Memphis Fast Fiction Home
03.10.2011
cradle
Sherry Whitten

The baby was crying.

Her mother, blearily, sleepily, padded over to the child’s cradle. The floor was cold against her feet and a winter rain beat down outside, making the air wet and clammy. She pulled the crying infant up into her arms for a feeding.

In the bed behind them, her husband stirred.

“Go back to sleep, dear.”

“No, it’s fine. I’ll just get an early start.” He swung his feet over the edge of the bed and hissed as they made contact with the cold wood.

Pulling on his trousers, he stepped over to the window of their second floor apartment and looked out into the street below. “Quite a torrent. Sky’s black as pitch.”

From the roof, an irregular thumping noise echoed down. His wife looked at him quizzically. “Hail? At this time of year? How peculiar.” She said.

“Yes, indeed.” He responded, squinting out the window. The rain was starting to slack, but there was something strange happening down in the street.

The water was slithering.

“Darling,” he said. “This is most unusual, but it appears to have been raining snakes.”

“Strange.” Shrugged his wife, nonplussed. “I always thought the apocalypse would come on a Wednesday.”

Memphis Note
On December 15th of 1877, it was reported by the Memphis Appeal to have, in fact, rained snakes on the unsuspected populace of Vance Avenue. They were a mix of black and brown, most being less than a foot long. Apparently a few were captured and brought in to the newspaper as evidence. Thankfully, this was not a sign of the apocalypse. Or maybe it was, and it is just a very, very slow one.

16.05.2011
abandonment
Jonathan McCarver

The comet was coming closer. He didn’t need to look up to know that. He could feel it in his bones.

It’s all they talked about in the papers and on the radio. Halley’s Comet was coming back. Not only that, but it was going to pass closer than it ever had, sailing between the Earth and Sun, bathing the planet in its tail.

People were saying that poison would rain out of the sky, that sickness would rise from the ground, that the world would come to its end.

He didn’t agree with most of that, save for the bit about the world ending. See, he was a preacher, a humble servant of God Almighty, and he knew the truth.

That wasn’t Halley’s Comet at all. It was the Devil come callin’.

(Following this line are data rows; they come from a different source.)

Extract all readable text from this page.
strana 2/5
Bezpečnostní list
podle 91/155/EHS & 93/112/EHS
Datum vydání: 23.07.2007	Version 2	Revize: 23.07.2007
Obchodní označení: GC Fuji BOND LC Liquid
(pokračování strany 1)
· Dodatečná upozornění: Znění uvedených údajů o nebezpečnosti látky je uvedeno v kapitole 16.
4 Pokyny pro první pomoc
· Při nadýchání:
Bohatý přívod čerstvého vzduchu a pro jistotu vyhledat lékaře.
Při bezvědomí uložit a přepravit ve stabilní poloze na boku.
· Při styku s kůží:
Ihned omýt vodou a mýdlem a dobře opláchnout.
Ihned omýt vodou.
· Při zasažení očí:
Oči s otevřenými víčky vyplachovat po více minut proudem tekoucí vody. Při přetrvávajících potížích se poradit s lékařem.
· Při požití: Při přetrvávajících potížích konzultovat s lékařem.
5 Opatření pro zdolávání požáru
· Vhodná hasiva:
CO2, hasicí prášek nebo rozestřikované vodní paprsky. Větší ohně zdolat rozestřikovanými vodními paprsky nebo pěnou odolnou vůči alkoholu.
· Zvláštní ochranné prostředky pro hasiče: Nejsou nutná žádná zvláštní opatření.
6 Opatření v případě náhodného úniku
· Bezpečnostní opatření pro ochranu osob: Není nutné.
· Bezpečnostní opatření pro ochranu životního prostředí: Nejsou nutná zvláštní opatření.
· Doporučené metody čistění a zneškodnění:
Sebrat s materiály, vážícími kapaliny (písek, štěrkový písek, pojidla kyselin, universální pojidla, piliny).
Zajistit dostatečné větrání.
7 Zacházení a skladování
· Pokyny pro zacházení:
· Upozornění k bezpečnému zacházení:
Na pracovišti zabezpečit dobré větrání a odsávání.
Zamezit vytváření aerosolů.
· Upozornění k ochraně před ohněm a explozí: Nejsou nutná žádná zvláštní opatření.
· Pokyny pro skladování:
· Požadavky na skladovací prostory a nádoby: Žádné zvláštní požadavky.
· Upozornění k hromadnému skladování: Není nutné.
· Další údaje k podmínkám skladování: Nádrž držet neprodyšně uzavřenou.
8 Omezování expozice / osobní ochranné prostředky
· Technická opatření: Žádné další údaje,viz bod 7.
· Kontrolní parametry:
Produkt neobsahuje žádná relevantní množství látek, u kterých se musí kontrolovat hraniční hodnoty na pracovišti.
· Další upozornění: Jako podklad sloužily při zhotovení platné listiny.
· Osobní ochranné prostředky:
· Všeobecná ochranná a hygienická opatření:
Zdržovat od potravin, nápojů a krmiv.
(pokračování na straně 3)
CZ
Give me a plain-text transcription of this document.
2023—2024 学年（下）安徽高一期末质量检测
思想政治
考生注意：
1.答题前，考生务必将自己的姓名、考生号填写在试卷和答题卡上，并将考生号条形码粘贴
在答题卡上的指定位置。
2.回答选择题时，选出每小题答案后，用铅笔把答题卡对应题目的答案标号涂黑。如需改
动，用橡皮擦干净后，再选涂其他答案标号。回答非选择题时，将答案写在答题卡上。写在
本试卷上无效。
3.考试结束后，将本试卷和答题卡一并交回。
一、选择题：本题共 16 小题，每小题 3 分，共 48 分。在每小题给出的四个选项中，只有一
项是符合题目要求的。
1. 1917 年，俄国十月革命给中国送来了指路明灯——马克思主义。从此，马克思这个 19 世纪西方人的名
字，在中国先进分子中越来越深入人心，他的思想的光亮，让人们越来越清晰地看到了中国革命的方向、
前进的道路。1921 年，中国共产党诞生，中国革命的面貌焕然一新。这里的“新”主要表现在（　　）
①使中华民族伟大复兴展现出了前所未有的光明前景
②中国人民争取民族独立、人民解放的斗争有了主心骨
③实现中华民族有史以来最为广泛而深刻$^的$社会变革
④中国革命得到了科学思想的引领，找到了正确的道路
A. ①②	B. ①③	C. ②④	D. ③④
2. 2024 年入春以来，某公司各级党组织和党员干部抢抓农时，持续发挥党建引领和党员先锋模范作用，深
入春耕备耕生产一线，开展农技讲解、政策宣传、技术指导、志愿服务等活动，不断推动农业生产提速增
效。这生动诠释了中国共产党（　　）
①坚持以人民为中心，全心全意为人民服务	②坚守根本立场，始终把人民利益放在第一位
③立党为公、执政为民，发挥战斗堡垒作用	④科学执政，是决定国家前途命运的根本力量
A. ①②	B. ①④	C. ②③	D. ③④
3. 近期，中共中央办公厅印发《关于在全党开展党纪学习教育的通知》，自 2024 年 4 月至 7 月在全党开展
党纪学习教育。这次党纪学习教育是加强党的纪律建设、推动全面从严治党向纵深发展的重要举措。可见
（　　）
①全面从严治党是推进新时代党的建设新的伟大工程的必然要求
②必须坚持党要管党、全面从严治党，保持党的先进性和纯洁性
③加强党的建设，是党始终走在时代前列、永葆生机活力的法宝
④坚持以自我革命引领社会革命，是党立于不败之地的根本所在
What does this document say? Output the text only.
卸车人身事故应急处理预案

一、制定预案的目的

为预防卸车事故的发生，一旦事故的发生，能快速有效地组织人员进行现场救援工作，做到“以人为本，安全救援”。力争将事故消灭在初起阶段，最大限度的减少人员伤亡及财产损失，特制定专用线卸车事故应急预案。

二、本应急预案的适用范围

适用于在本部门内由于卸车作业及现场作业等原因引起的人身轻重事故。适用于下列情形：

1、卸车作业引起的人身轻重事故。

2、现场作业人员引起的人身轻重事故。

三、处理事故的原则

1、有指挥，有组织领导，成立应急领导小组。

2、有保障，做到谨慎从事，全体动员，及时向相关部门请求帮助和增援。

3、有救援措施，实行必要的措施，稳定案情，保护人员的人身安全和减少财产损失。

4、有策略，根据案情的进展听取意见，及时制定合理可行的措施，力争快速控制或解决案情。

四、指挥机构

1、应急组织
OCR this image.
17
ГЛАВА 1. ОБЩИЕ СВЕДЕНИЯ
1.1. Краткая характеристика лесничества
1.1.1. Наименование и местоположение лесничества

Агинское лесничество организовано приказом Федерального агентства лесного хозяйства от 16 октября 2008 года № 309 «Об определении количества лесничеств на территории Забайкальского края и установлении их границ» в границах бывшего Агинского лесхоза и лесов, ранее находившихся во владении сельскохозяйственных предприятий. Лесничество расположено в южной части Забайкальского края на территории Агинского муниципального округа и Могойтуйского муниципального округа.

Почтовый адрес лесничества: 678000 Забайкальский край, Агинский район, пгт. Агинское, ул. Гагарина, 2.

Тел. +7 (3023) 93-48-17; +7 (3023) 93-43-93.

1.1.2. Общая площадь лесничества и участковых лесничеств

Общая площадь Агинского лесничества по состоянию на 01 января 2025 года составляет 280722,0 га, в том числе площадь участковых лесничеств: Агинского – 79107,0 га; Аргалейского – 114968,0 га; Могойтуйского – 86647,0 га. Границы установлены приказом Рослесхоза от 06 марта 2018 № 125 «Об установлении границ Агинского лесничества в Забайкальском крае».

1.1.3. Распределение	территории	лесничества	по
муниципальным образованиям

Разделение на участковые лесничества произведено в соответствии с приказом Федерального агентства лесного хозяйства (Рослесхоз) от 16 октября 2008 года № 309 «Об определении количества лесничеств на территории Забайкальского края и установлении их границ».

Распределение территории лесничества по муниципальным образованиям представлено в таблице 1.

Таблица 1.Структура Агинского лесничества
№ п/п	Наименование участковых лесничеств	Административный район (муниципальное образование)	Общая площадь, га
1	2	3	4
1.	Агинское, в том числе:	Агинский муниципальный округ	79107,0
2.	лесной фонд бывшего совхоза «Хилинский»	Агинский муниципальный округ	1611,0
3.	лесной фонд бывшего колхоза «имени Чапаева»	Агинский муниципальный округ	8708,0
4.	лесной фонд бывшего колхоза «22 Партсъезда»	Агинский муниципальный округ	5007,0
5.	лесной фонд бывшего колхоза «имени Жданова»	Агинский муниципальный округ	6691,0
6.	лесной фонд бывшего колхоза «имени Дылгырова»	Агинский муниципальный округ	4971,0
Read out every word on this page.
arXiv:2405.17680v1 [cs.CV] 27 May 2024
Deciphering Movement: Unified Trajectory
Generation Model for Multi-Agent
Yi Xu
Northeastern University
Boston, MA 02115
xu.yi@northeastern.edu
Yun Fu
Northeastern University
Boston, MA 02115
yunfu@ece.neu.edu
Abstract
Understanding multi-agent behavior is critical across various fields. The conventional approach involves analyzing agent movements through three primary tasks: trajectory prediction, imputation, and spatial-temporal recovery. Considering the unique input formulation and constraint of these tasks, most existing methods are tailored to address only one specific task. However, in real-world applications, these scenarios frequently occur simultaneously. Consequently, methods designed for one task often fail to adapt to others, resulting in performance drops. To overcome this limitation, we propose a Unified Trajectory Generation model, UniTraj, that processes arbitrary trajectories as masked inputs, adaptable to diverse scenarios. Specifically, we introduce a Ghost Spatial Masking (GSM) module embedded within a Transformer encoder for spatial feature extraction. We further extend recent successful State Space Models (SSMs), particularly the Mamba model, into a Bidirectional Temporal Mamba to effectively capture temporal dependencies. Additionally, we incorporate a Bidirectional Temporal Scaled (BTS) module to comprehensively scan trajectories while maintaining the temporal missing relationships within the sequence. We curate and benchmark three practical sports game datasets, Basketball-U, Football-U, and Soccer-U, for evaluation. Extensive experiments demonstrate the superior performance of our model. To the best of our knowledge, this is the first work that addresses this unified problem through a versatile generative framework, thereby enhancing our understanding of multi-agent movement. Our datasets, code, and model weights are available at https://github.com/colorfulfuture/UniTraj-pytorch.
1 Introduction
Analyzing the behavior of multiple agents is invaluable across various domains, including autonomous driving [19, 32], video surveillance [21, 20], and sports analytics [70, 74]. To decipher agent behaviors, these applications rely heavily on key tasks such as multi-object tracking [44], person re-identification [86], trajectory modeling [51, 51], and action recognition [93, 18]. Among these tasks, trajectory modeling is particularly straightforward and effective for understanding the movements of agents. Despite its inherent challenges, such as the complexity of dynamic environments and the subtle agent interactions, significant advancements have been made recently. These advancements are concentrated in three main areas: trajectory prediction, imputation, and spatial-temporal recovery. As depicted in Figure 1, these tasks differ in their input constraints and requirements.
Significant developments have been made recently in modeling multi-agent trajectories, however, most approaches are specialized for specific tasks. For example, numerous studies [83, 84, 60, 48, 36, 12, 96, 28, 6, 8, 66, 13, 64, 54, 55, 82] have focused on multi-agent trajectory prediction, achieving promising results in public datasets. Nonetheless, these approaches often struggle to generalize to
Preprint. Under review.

The preacher told his flock that this was as sure a sign as any of God’s abandonment of this world, and for the faithful to make preparations for the coming of the next one.

He went as far as to declare unto them the exact moment of Rapture.

It would be the day after tomorrow, in fact.

Wednesday, at noon.

Be sure to wear your Sunday finest.

Memphis Note
In mid-May of 1910, Halley Comet passed by the Earth on it’s regular jaunt around the solar system. Only this time, because of the Earth’s orbit, it would come closer to Earth than it ever had before. It would also pass directly between the Earth and the Sun, showering our atmosphere in comet bits. All of which, while completely harmless, gave people down here fits. Like the backwoods Memphis preacher that decided the comet would bring about the end of the world on May 18th, 1910, precisely at noon.